When faculty make affirmative-action hires, each of those hires knows that there were people passed over who were eminently more qualified for the position -- people who worked
harder and published more in better places. In an environment that
truly valued achievement over ascription, they, not you, would have been
hired. Your very presence is a testimonial that the system is corrupt.
So,
the inner voice says, I didn't build it; I know that, but neither did
they. I assuage my guilt by making my reality their reality. I am
redefining success and all that goes into it to conform to my own
reality.
For
Obama, the psychological dissonance was made even greater when he was
granted a Nobel Peace Prize not for what he accomplished, but for what
he was supposed to accomplish and obviously hasn't.
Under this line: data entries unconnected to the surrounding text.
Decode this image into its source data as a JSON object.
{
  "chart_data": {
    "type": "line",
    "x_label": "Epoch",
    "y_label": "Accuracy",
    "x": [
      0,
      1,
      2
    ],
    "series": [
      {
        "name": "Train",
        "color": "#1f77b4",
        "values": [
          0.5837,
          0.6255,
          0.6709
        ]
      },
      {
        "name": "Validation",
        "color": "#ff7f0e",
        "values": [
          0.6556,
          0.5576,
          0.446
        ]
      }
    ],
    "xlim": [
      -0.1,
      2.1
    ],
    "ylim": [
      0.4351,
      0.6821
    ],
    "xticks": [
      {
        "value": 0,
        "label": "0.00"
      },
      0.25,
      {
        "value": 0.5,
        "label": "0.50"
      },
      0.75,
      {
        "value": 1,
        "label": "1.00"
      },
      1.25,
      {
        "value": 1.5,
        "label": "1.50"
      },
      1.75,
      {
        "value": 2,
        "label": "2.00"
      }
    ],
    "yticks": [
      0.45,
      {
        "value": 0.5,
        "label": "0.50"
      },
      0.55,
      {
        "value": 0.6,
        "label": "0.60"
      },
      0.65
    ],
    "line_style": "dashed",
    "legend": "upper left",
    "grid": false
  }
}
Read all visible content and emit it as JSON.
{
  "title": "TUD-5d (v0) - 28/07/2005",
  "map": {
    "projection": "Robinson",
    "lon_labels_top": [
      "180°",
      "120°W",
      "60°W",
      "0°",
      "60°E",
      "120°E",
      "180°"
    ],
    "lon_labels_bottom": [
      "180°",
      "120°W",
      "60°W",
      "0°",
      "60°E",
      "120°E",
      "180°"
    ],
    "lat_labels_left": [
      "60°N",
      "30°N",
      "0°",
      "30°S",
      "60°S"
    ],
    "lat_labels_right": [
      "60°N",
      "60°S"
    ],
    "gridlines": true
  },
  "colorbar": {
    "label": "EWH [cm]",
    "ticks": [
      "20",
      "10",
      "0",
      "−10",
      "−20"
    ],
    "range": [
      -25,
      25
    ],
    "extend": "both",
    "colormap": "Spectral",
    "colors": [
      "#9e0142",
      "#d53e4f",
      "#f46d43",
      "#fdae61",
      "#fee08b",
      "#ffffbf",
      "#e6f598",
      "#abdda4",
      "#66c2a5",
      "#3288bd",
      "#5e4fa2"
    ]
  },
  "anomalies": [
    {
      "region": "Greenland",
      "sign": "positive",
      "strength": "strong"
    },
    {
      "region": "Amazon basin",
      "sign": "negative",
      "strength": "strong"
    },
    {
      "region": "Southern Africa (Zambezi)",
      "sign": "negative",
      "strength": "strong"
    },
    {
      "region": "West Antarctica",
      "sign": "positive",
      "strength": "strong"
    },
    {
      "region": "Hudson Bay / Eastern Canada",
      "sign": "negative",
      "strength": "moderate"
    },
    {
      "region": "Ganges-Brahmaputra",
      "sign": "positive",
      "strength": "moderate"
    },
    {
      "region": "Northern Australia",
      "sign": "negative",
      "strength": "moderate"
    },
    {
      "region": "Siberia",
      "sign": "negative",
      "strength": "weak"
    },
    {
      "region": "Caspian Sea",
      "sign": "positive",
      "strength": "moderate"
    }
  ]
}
There have been calls in colleges and universities
to exempt black students from all examinations -- not just standardized
tests -- because such examinations are culturally biased. There has
been a heated discussion over the elimination of the AP (advanced
placement) and honors programs at elite public high schools
because few minorities qualify for the classes. And hardly a semester
goes by without someone calling for grading black students on Ebonics
rather than on the criteria of standard college English, the English
which, allegedly, everyone is supposed to master in college.
This
mindset proposes that whites made it only because the culture itself is
their affirmative action. They didn't build it; the culture enabled
them to build it. No one builds anything; every creation is a product
of cultural accommodation, an accommodation that minorities do not
receive.
This is the racial variant of Marx's fundamental concepts of the base and superstructure,
concepts from which the entire Marxist critique of civilization
emanates. The economic base -- the system of production -- determines
everything else. That everything else, Marxists call the
superstructure. Consequently, art, history, literature, drama, even
science are all determined by the economic base and designed to
legitimize it.
Racial
nationalists have simply supplanted economics with race. With race as
the base, the superstructure -- the culture of society -- is simply the
legitimizing instrument of race. According to this mindset, blacks and
other minorities can't succeed because the system is designed
intrinsically to cause them to fail.
With
Obama, we have entered a new cultural era, one where the very
foundations of individual initiative, creativity, and achievement are
called into question. Obama didn't build it -- and it only appears that
others did, because their skin color enabled them to achieve.
Welcome to the new post-racial society, where there is no such thing as individual achievement.